Öncelikle UğurluEnkaz filmi için oldukça mikro düzeyde bir bütçe ile fazlasıyla konsantre bir işe imza atıyor. Birbirine paralel izlediğimiz iki hikâye karşılıyor bizi. Bu iki hikâyenin de tek oyuncusu var. Öncelikle Akasya Asıltürkmen’in rol aldığı, muhtemel İstanbul depreminde enkaz altında kalan Nisa ile başlıyor film. Daha sonra Berke Üzrek’in canlandırdığı psikolojik sorunlarının üstesinden gelmesi için doktorunun önerisini yerine getirmeye çalışan, doğaya sığınan Barış karakterini izliyoruz.

Filmde enkaz altında çekilen sahneler gerçek anlamda çok başarılı. Sinema tarihinde tek mekân filmleri çok çekilmiş ve belli bir kesim tarafından da oldukça sevilmiştir. Lakin bu tek mekânın küçüldüğü hatta yeraltına indiği film örneği çok kısıtlıdır. Yeraltındaki kısıtlı bir mekânda geçen, ülkemizde gösterime giren Burried (Toprağın Altında) ilk akla gelen örnektir kuşkusuz. Irak Savaşı’nda görevli ABD’li askerin tabut içinde yeraltına gömülmüş halde buluyor ve tüm filmi orada geçiriyorduk. İşte izleyince hemen Burried’in aklıma geldiği Enkaz, klorostrofobi anlamında yapmak istediğini fazlasıyla başarıyor.

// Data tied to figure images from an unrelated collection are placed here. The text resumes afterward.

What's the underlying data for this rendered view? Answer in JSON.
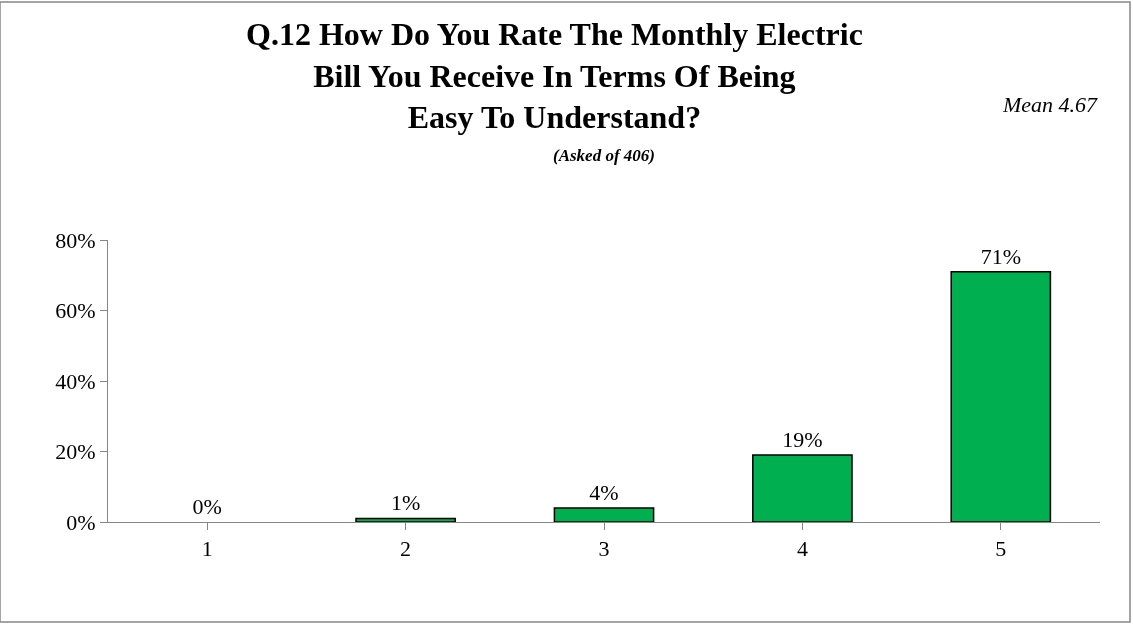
{
  "chart_data": {
    "type": "bar",
    "title": "Q.12 How Do You Rate The Monthly Electric\nBill You Receive In Terms Of Being\nEasy To Understand?",
    "subtitle": "(Asked of 406)",
    "annotations": [
      "Mean 4.67"
    ],
    "categories": [
      "1",
      "2",
      "3",
      "4",
      "5"
    ],
    "values": [
      0,
      1,
      4,
      19,
      71
    ],
    "value_labels": [
      "0%",
      "1%",
      "4%",
      "19%",
      "71%"
    ],
    "color": "#00b050",
    "ylim": [
      0,
      80
    ],
    "yticks": [
      {
        "value": 0,
        "label": "0%"
      },
      {
        "value": 20,
        "label": "20%"
      },
      {
        "value": 40,
        "label": "40%"
      },
      {
        "value": 60,
        "label": "60%"
      },
      {
        "value": 80,
        "label": "80%"
      }
    ],
    "legend": false
  }
}
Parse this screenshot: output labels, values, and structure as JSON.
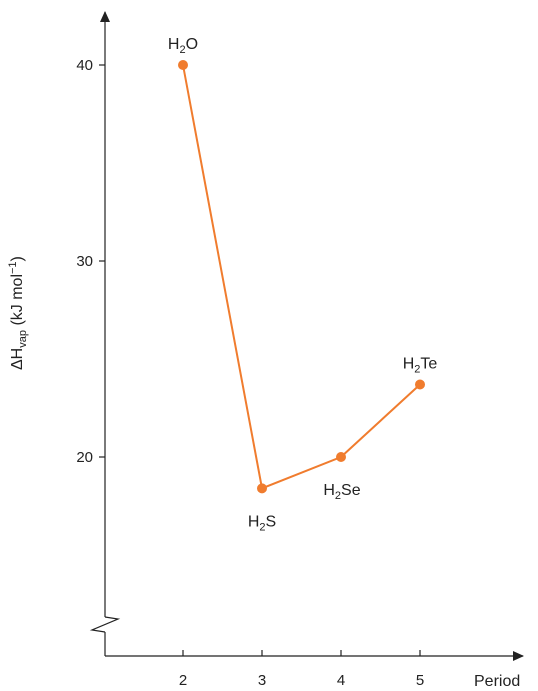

Bir de bu kadar zorlu bir durumu, ülkemizin sürekli kanayan yarası deprem ile buluşturarak sosyal sorumluluk görevini de yerine getiriyor.
Film, bir yanda hareket bile edemeyen, ufacık bir delikten ışık almaya çalışan Nisa’nın bir yandan da uçsuz bucaksız doğada yaşayan, gökyüzünü adeta sonsuza kadar görebilen Barış’ın durumunu tam bir zıtlık içerisinde veriyor. Kapkaranlık bir mekânda küçük huzmeden sızan ışık sayesinde başarılı bir makyajla ve mükemmel bir oyunculukla hayat bulan Nisa’nın  yüzünü zorla seçerken, Barış’ın sahnelerinde ise yeşile, maviye ve huzura doyarak, kameraya oynayan takdir edilesi bir oyunculuğu izliyoruz.
Uzun lafın kısası, değindiği konunun önemi, seçtiği mekânların etkileyiciliği, kafasının anlatmak istedikleri konusunda netliği, oyunculuklar vs her şey başarılı derken bir de tüm bu başarı listesine eklenecek tekniği de unutmayalım. Özellikle ses ve görüntü yönetimi üstlerine düşeni layıkıyla yerine getiriyorlar. Uğurlu, henüz ikinci uzun metrajı ile temiz bir iş sunuyor seyirciye. Ne diyelim, umarız başarısını arttırarak devam ettirerek, daha iyi filmlerle biz seyircileri buluşturmaya devam eder.